Bob Dylan
El enigma de Duluth
El pasado viernes por la noche, mientras la mayoría de los barceloneses se disponía a celebrar la noche de San Juan lanzando petardos, comiendo coca de piñones y pimplando más de la cuenta, los feligreses de la Iglesia de Bob se reunían en el Gran Teatre del Liceu para ver actuar (de nuevo, en muchos casos) a Su Dylanidad, quien hasta tuvo el detalle, según me cuentan, de saludarles al inicio del concierto con un escueto Good evening (todo un detalle si tenemos en cuenta que el hombre es capaz de atravesar sus recitales sin reconocer la presencia del público y con cara de estar pensando en sus cosas). Reconozco que nunca he sido un true believer de Bob Dylan (Robert Allen Zimmerman, Duluth, Minnesota, 1941), aunque me parece un tipo tan singular como opaco al que le debemos algunas de las mejores canciones de toda la historia de la música pop, pero estoy rodeado de fans irredentos del personaje que tienen todos sus discos y lo han visto actuar en infinidad de ocasiones. Respetando enormemente su carrera como músico y poeta (que le granjeó el premio Nobel en el 2016) y militando en otros cultos pop que no detallaré, lo que más me fascina del sujeto es su peculiar manera de ir por el mundo, del que parece tener una visión que, hasta el momento, no he conseguido comprender del todo (y lo mismo les sucede a muchos de sus fans, algunos de los cuales se limitan a considerar una genialidad todo lo que hace).
Siempre que cae en mis manos una entrevista con Dylan la leo atentamente para ver si alcanzo a columbrar la genuina personalidad del cantante. Suelo encontrar auténticas perlas del pensamiento contemporáneo, pero nunca consigo hacerme una panorámica total del sujeto, que se me antoja más opaco que los nuevos estatutos de Vox. No sé si esa opacidad le sale sola, la fomenta o es una mezcla de ambas cosas, pero tengo la impresión de que Bob Dylan ha hecho todo lo posible para llegar a sus actuales 82 años convertido en un enigma irresoluble. Y lo que me resulta más difícil de entender es su manía de pasarse la mitad del año en la carretera, actuando en directo por todo el mundo para un público que lo adora, pero al que apenas dirige la palabra (el Good evening de Barcelona es un triunfo de la comunicación entre el artista y sus seguidores).

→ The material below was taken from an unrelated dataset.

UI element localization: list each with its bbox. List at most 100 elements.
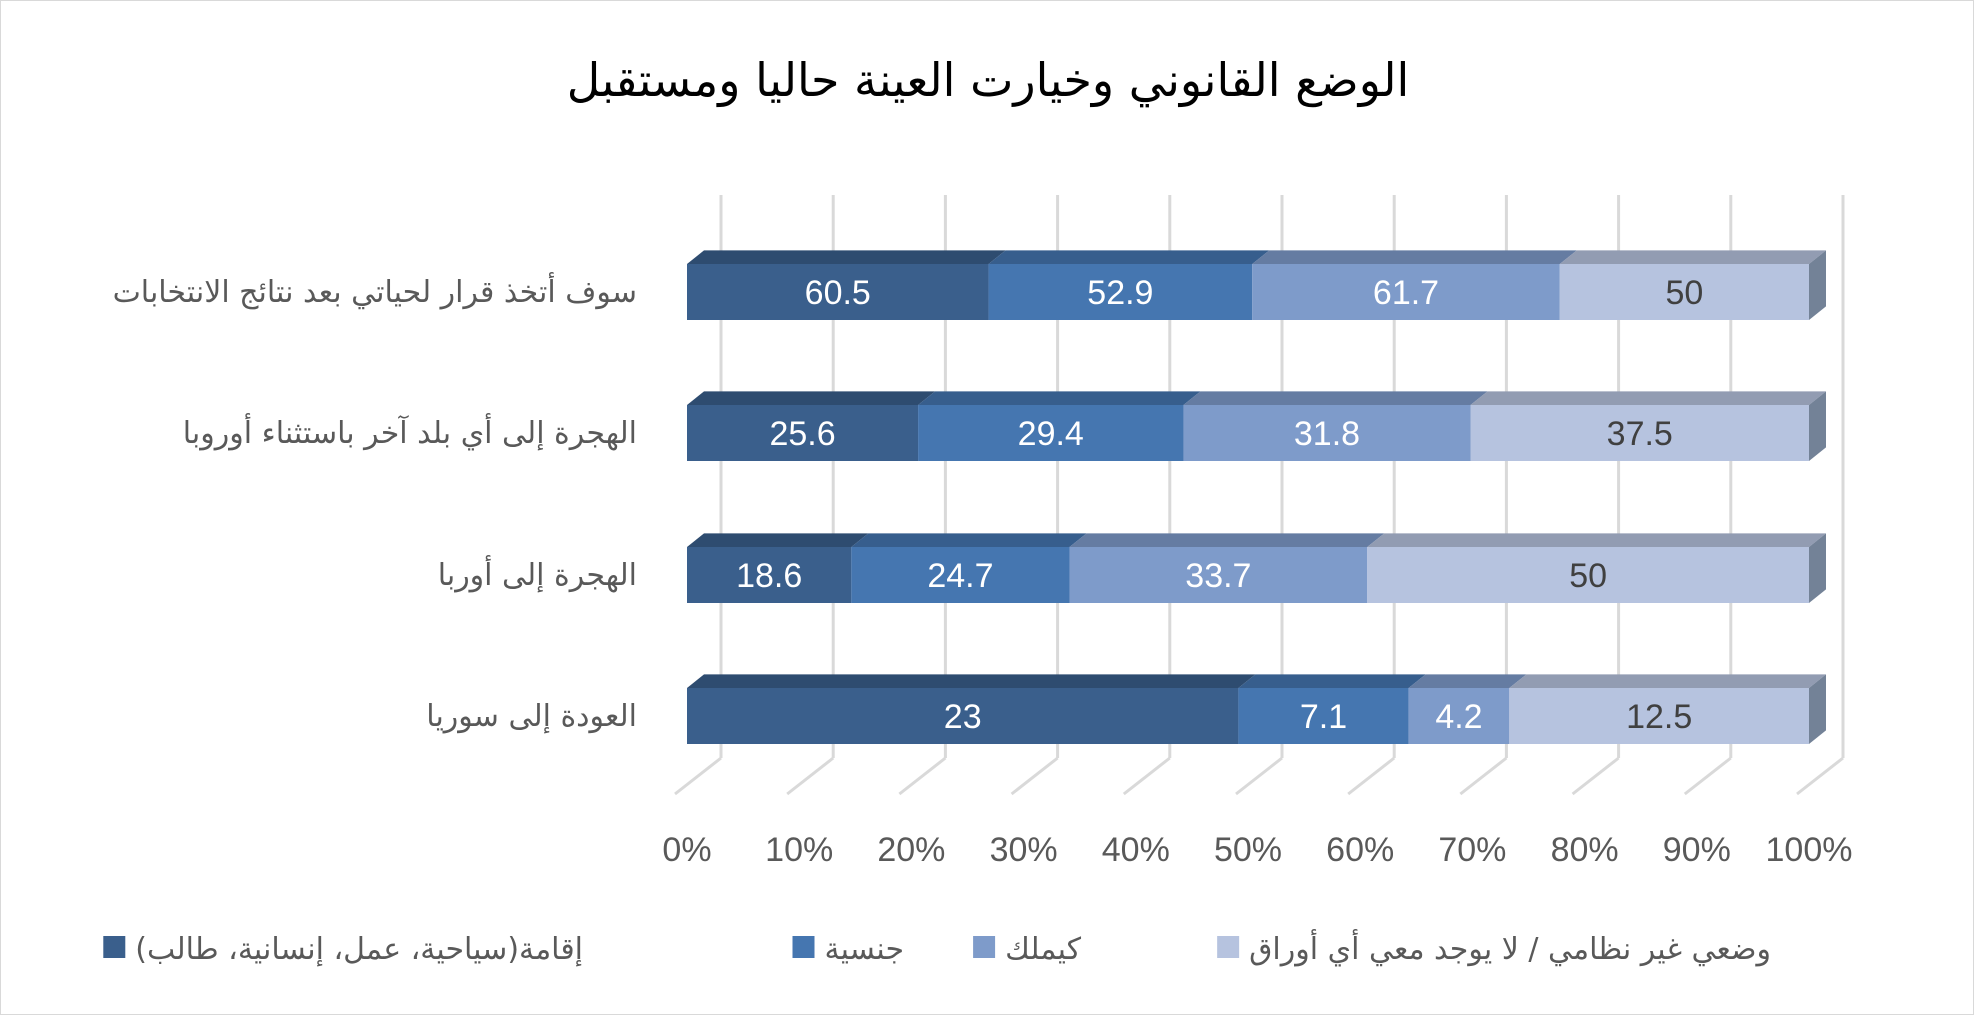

Uno ve a los Rolling Stones y también se pregunta qué hacen a su edad (y con el dinero que tienen) actuando por todo el globo, pero, al menos, observas a Mick Jagger dando saltos por el escenario y te resulta evidente que está disfrutando el momento. Con Dylan, da la impresión (como me sugirió un amigo cantautor) de que se lo llevan de gira metido en un ataúd del que lo sacan cada noche en una ciudad distinta para apalancarlo contra el armonio y que se cante o farfulle unas coplas. No entiendo qué satisfacción extrae Su Dylanidad de pasarse tantas noches al año fuera de su propia camita. ¿Se aburre en casa? ¿Se sacrifica por sus fans, aunque parezca que se la soplan? Misterio. En cualquier caso, esos fans siempre salen contentos de sus misas fúnebres (en Sevilla, hace unos días, se colocó al fondo de un escenario medio a oscuras) y nunca tienen la menor queja de lo que acaban de ver y oír (aunque su ídolo les haya hurtado todos sus hits o los haya dejado irreconocibles, como suele).
Para no ser miembro activo de la Iglesia de Bob, la verdad es que le dedicó bastante tiempo mental. Me gusta lo que hace, pero no le entiendo. Y espero seguir así. Por los siglos de los siglos.